EIGHTEEN
I’ve been to the edge of myself and back again, and every time, I return different. I return remade, barely recognizing who I was before all this began. After my first stay, I was different. After my first surgery, I was different. After every surgery, different. For more times than I can count, I end another admission at the Clinic, again. Each of these hospital stays takes something from me, pieces of myself that don’t survive the nights, the frustration, the pain. Letting go feels less like strength and more like survival—like the fee for the ferryman.
I’ve watched myself weep, scream, and be made new. Every month for the last year, my body has been manipulated by doctors, nurses, strangers—each one altering me. When I began here, I was not happy; I did not have shape or substance. I was not as happy as I intended to be. I was not where I intended to be. And now, I am approaching. I am becoming. I am almost home if home is where I am safe and happy. If home is where my body is my own and I am cared for and cared about.

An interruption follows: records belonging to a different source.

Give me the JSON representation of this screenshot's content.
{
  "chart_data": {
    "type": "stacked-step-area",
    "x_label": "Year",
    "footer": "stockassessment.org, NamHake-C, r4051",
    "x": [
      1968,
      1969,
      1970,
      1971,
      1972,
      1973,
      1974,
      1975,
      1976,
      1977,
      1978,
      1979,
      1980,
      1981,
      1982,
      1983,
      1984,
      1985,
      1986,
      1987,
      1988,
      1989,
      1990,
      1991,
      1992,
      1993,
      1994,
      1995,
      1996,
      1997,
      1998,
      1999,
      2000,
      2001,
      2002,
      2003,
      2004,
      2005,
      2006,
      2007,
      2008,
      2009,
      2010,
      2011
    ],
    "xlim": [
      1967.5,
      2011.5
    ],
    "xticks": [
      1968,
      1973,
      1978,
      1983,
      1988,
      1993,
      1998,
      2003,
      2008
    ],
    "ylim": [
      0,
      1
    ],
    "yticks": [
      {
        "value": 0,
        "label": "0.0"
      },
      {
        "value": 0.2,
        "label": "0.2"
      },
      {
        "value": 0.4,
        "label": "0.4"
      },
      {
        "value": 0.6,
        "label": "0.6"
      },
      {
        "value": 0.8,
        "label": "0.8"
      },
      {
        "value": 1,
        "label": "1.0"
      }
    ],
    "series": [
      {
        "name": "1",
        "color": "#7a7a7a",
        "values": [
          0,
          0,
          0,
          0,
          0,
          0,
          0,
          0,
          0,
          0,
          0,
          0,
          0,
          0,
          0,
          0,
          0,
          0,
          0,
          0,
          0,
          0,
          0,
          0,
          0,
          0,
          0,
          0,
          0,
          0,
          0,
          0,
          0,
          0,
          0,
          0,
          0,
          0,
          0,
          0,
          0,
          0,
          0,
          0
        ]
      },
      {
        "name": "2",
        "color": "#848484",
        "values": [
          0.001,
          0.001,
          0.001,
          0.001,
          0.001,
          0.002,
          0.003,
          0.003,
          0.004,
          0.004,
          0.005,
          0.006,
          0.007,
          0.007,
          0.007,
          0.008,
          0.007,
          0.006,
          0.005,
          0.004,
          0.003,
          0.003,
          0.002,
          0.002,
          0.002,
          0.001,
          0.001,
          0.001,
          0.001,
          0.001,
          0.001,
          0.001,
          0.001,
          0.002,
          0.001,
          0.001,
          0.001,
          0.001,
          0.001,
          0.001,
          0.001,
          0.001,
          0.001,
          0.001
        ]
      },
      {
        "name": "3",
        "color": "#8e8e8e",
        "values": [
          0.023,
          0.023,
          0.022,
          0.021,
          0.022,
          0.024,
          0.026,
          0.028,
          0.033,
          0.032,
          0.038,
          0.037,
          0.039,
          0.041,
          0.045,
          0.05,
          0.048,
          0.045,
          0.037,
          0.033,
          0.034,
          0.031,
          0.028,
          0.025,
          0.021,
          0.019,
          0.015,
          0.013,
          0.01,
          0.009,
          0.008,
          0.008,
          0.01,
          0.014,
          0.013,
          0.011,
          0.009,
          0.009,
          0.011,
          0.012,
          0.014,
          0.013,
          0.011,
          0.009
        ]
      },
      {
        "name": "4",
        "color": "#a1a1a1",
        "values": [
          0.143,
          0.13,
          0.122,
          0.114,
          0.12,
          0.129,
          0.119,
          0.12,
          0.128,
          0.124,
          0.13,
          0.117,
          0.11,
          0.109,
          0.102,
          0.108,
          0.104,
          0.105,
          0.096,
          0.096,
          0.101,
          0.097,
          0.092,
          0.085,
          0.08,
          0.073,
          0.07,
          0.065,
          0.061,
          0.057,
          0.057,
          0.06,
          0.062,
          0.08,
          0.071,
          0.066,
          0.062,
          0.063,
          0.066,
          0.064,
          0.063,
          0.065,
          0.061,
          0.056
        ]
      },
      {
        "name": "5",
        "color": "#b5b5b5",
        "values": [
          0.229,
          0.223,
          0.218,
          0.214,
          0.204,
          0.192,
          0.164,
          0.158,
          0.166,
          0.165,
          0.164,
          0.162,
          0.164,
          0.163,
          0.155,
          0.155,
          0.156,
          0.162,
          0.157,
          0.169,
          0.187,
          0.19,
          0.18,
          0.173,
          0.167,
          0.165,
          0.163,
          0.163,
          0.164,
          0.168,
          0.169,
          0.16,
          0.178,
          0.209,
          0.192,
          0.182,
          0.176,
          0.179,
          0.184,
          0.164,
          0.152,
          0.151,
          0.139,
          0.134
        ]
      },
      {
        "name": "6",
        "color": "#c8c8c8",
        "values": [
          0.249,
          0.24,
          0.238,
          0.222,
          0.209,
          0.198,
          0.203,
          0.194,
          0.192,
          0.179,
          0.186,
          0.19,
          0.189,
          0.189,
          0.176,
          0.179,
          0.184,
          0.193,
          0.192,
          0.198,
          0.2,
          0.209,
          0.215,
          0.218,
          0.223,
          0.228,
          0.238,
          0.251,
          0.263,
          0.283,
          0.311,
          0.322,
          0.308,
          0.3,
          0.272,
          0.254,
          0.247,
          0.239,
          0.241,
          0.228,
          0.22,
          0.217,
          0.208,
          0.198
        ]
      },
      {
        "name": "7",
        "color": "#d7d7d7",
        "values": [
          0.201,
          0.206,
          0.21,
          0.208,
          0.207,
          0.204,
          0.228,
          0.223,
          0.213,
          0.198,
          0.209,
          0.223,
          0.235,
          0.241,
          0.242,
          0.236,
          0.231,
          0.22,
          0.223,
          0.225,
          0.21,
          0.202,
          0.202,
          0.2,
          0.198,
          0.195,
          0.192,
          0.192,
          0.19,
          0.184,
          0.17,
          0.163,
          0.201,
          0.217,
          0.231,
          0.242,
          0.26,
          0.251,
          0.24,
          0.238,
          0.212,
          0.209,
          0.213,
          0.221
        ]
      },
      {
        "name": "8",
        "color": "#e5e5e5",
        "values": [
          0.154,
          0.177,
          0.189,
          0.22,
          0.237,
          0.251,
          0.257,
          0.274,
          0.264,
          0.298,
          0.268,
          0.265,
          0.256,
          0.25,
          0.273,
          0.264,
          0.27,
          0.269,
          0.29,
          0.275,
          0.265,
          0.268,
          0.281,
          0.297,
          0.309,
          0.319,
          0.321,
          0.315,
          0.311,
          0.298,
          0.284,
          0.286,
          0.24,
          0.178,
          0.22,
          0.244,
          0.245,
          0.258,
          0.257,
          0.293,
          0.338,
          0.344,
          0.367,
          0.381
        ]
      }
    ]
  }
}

This year has been more than a test of my body—it’s been a reckoning. In the moments and spaces where I felt most powerless, stripped of control and reliant on others to piece me back together, I found something I didn’t want: meaning. I found that I had to be made of more than flesh. I found that I had to remain whole. I didn’t want meaning in any of this, but when a member of the staff I’ve seen every time I’m here quotes something back to me that I said to them a year ago, the meaning finds me.
I wouldn’t say anything I’ve experienced in the last year was that awful. I’ve considered myself lucky in many ways. I’ve had a years’ worth of medical treatment I’ve paid nothing for. I’ve woken up from every surgery. I’ve been surrounded by love, support, and access. I’ve seen the Pacific Ocean, I’ve fallen in love, I’ve held my friends. I’ve gotten everything I need. I am not who I once was, and I am grateful for that. But there is heaviness in gratitude, there is a reason for it. There are parts I will never get back even though I am whole. I will remain whole. I will remain.